En France, les institutions relatives aux arts tendent à les populariser ; en Angleterre, elles n’arrivent presque jamais à de semblables résultats. Il semble que les meilleures choses ne soient point destinées à sortir du centre qui les vit naître, et que les membres du club ou de la société qui les a fait éclore, doivent en avoir seuls la jouissance. C’est à cette singulière disposition des esprits qu’il faut attribuer le défaut d’influence de quelques associations musicales qui auraient dû contribuer à perfectionner le goût de la musique chez les Anglais, telles que les concerts de musique ancienne et les concerts de la société philharmonique.
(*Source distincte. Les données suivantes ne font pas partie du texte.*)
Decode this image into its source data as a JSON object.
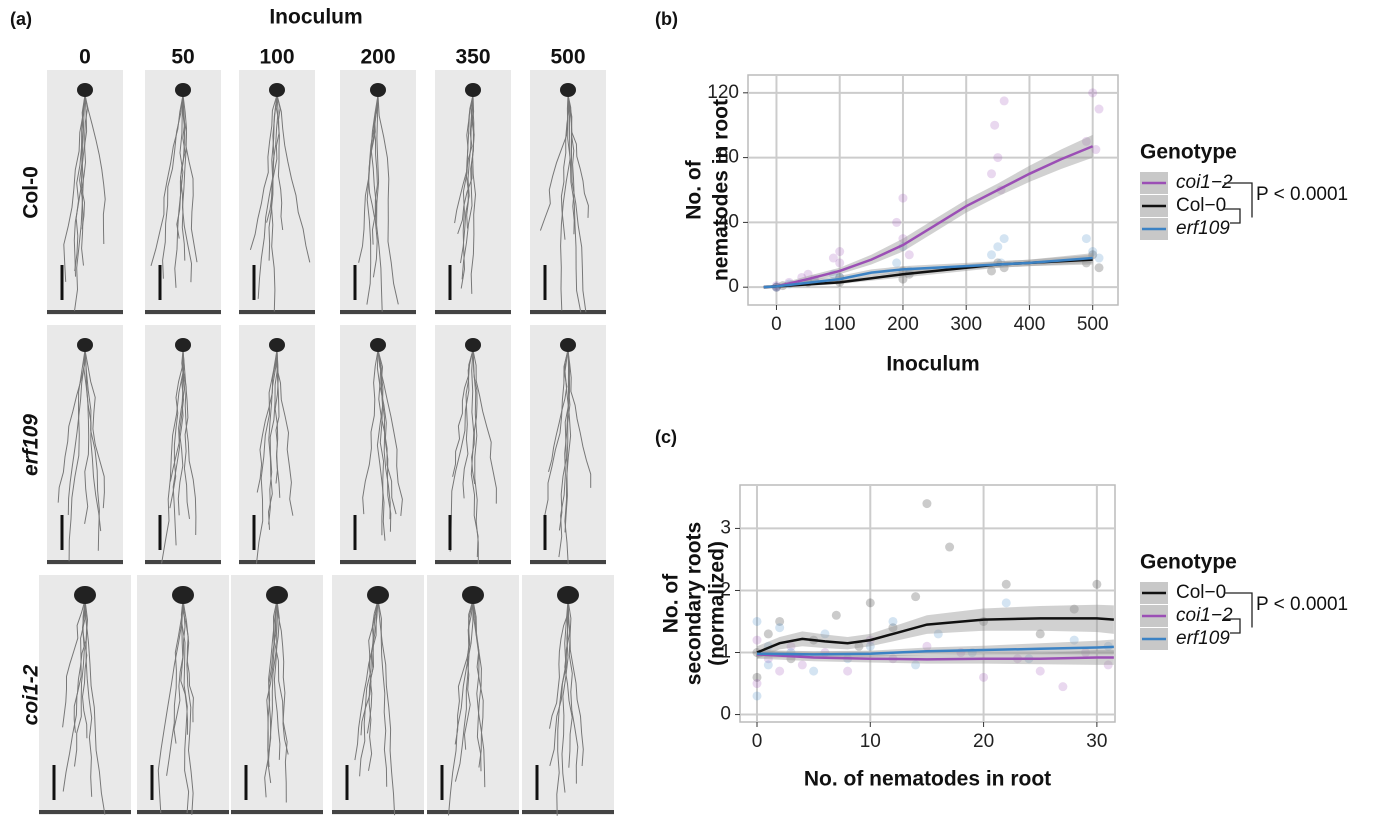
{
  "panel_a": {
    "panel_label": "(a)",
    "column_title": "Inoculum",
    "columns": [
      "0",
      "50",
      "100",
      "200",
      "350",
      "500"
    ],
    "rows": [
      "Col-0",
      "erf109",
      "coi1-2"
    ]
  },
  "chart_data": [
    {
      "type": "line",
      "panel_label": "(b)",
      "x_label": "Inoculum",
      "y_label": [
        "No. of",
        "nematodes in root"
      ],
      "xlim": [
        -45,
        540
      ],
      "xticks": [
        0,
        100,
        200,
        300,
        400,
        500
      ],
      "ylim": [
        -11,
        131
      ],
      "yticks": [
        0,
        40,
        80,
        120
      ],
      "grid": true,
      "legend_title": "Genotype",
      "annotations": [
        "P < 0.0001"
      ],
      "series": [
        {
          "name": "coi1−2",
          "color": "#9b4fb5",
          "italic": true,
          "x": [
            -20,
            0,
            50,
            100,
            150,
            200,
            250,
            300,
            350,
            400,
            450,
            500
          ],
          "values": [
            0,
            0.5,
            5,
            10,
            17,
            26,
            38,
            50,
            60,
            70,
            79,
            87
          ],
          "ci_lower": [
            -1,
            -0.5,
            3,
            8,
            14,
            22,
            34,
            46,
            56,
            65,
            73,
            80
          ],
          "ci_upper": [
            1,
            1.5,
            7,
            12,
            20,
            30,
            42,
            54,
            64,
            75,
            85,
            94
          ],
          "points": {
            "x": [
              0,
              0,
              20,
              40,
              50,
              60,
              90,
              100,
              100,
              190,
              200,
              200,
              210,
              340,
              345,
              350,
              355,
              360,
              490,
              500,
              505,
              510
            ],
            "y": [
              0,
              1,
              3,
              6,
              8,
              5,
              18,
              15,
              22,
              40,
              55,
              30,
              20,
              70,
              100,
              80,
              60,
              115,
              90,
              120,
              85,
              110
            ]
          }
        },
        {
          "name": "Col−0",
          "color": "#111111",
          "italic": false,
          "x": [
            -20,
            0,
            100,
            200,
            300,
            350,
            400,
            500
          ],
          "values": [
            0,
            0.5,
            3,
            8,
            12,
            14,
            15,
            17
          ],
          "ci_lower": [
            -1,
            -0.5,
            2,
            6,
            10,
            12,
            13,
            14
          ],
          "ci_upper": [
            1,
            1.5,
            4,
            10,
            14,
            16,
            17,
            20
          ],
          "points": {
            "x": [
              0,
              10,
              50,
              100,
              100,
              200,
              200,
              210,
              340,
              350,
              360,
              490,
              500,
              510
            ],
            "y": [
              0,
              1,
              3,
              3,
              6,
              5,
              10,
              8,
              10,
              15,
              12,
              15,
              20,
              12
            ]
          }
        },
        {
          "name": "erf109",
          "color": "#3b82c4",
          "italic": true,
          "x": [
            -20,
            0,
            100,
            150,
            200,
            300,
            350,
            400,
            500
          ],
          "values": [
            0,
            0.5,
            5,
            9,
            11,
            13,
            14,
            15,
            18
          ],
          "ci_lower": [
            -1,
            -0.5,
            3,
            7,
            9,
            11,
            12,
            13,
            15
          ],
          "ci_upper": [
            1,
            1.5,
            7,
            11,
            13,
            15,
            16,
            17,
            21
          ],
          "points": {
            "x": [
              0,
              20,
              60,
              90,
              100,
              190,
              200,
              210,
              340,
              350,
              355,
              360,
              490,
              500,
              510
            ],
            "y": [
              0,
              2,
              4,
              8,
              6,
              15,
              25,
              10,
              20,
              25,
              15,
              30,
              30,
              22,
              18
            ]
          }
        }
      ]
    },
    {
      "type": "line",
      "panel_label": "(c)",
      "x_label": "No. of nematodes in root",
      "y_label": [
        "No. of",
        "secondary roots",
        "(normalized)"
      ],
      "xlim": [
        -1.5,
        31.6
      ],
      "xticks": [
        0,
        10,
        20,
        30
      ],
      "ylim": [
        -0.12,
        3.7
      ],
      "yticks": [
        0,
        1,
        2,
        3
      ],
      "grid": true,
      "legend_title": "Genotype",
      "annotations": [
        "P < 0.0001"
      ],
      "series": [
        {
          "name": "Col−0",
          "color": "#111111",
          "italic": false,
          "x": [
            0,
            2,
            4,
            6,
            8,
            10,
            12,
            15,
            20,
            25,
            30,
            31.5
          ],
          "values": [
            1.0,
            1.15,
            1.22,
            1.18,
            1.15,
            1.2,
            1.3,
            1.45,
            1.53,
            1.55,
            1.55,
            1.53
          ],
          "ci_lower": [
            0.9,
            1.05,
            1.1,
            1.07,
            1.05,
            1.1,
            1.18,
            1.3,
            1.35,
            1.35,
            1.33,
            1.3
          ],
          "ci_upper": [
            1.1,
            1.25,
            1.34,
            1.29,
            1.25,
            1.3,
            1.42,
            1.6,
            1.71,
            1.75,
            1.77,
            1.76
          ],
          "points": {
            "x": [
              0,
              0,
              1,
              2,
              3,
              5,
              7,
              9,
              10,
              12,
              14,
              15,
              17,
              20,
              22,
              25,
              28,
              30
            ],
            "y": [
              1,
              0.6,
              1.3,
              1.5,
              0.9,
              1.2,
              1.6,
              1.1,
              1.8,
              1.4,
              1.9,
              3.4,
              2.7,
              1.5,
              2.1,
              1.3,
              1.7,
              2.1
            ]
          }
        },
        {
          "name": "coi1−2",
          "color": "#9b4fb5",
          "italic": true,
          "x": [
            0,
            5,
            10,
            15,
            20,
            25,
            30,
            31.5
          ],
          "values": [
            0.97,
            0.92,
            0.9,
            0.89,
            0.9,
            0.9,
            0.92,
            0.92
          ],
          "ci_lower": [
            0.9,
            0.86,
            0.84,
            0.82,
            0.82,
            0.81,
            0.8,
            0.8
          ],
          "ci_upper": [
            1.04,
            0.98,
            0.96,
            0.96,
            0.98,
            0.99,
            1.04,
            1.04
          ],
          "points": {
            "x": [
              0,
              0,
              1,
              2,
              3,
              4,
              6,
              8,
              10,
              12,
              15,
              18,
              20,
              23,
              25,
              27,
              29,
              31
            ],
            "y": [
              1.2,
              0.5,
              0.9,
              0.7,
              1.1,
              0.8,
              1.0,
              0.7,
              1.2,
              0.9,
              1.1,
              1.0,
              0.6,
              0.9,
              0.7,
              0.45,
              1.0,
              0.8
            ]
          }
        },
        {
          "name": "erf109",
          "color": "#3b82c4",
          "italic": true,
          "x": [
            0,
            5,
            10,
            15,
            20,
            25,
            30,
            31.5
          ],
          "values": [
            0.98,
            0.97,
            0.98,
            1.02,
            1.04,
            1.06,
            1.08,
            1.09
          ],
          "ci_lower": [
            0.92,
            0.92,
            0.93,
            0.96,
            0.97,
            0.97,
            0.97,
            0.97
          ],
          "ci_upper": [
            1.04,
            1.02,
            1.03,
            1.08,
            1.11,
            1.15,
            1.19,
            1.21
          ],
          "points": {
            "x": [
              0,
              0,
              1,
              1,
              2,
              3,
              5,
              6,
              8,
              10,
              12,
              14,
              16,
              19,
              22,
              24,
              28,
              31
            ],
            "y": [
              1.5,
              0.3,
              1.1,
              0.8,
              1.4,
              1.0,
              0.7,
              1.3,
              0.9,
              1.1,
              1.5,
              0.8,
              1.3,
              1.0,
              1.8,
              0.9,
              1.2,
              1.1
            ]
          }
        }
      ]
    }
  ]
}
La première de ces institutions date de près de soixante ans. Elle fut fondée par plusieurs amateurs de musique classique, particulièrement admirateurs du génie de Handel, sous le patronage de Georges iii. Les personnages les plus distingués de l’Angleterre sont au nombre des membres de l’association, et dirigent tour à tour les concerts qui sont donnés chaque année, au nombre de douze. Aucune composition de musicien vivant n’y est exécutée : les ouvrages originaux de Handel sont ceux qu’on y entend le plus fréquemment ; cependant les noms de tous les hommes célèbres des écoles d’Italie et d’Allemagne paraissent tour à tour dans les programmes de ces concerts. La plupart des artistes distingués qui se font entendre chaque année sur le théâtre italien, sont engagés pour chanter dans ces séances de musique ancienne ; les chœurs y sont rendus avec beaucoup d’ensemble, et le caractère général de l’exécution y est bien appliqué à la qualité des ouvrages qu’on y entend. Toutefois, cette institution ne produit pas tout le bien qu’on en pourrait attendre, parce que le nombre des souscripteurs est borné et ne se renouvelle, pour ainsi dire, jamais. Ce sont toujours les mêmes personnes qui entendent ces concerts ; le reste de la population de Londres ne sait pas même ce que c’est, car les étrangers seuls ont le droit d’y être admis, lorsque le comité administratif autorise leur présentation. On peut donc affirmer que les concerts de musique ancienne n’ont aucune sorte d’influence sur le goût et la connaissance de l’art parmi les Anglais, et qu’ils ne peuvent point en avoir.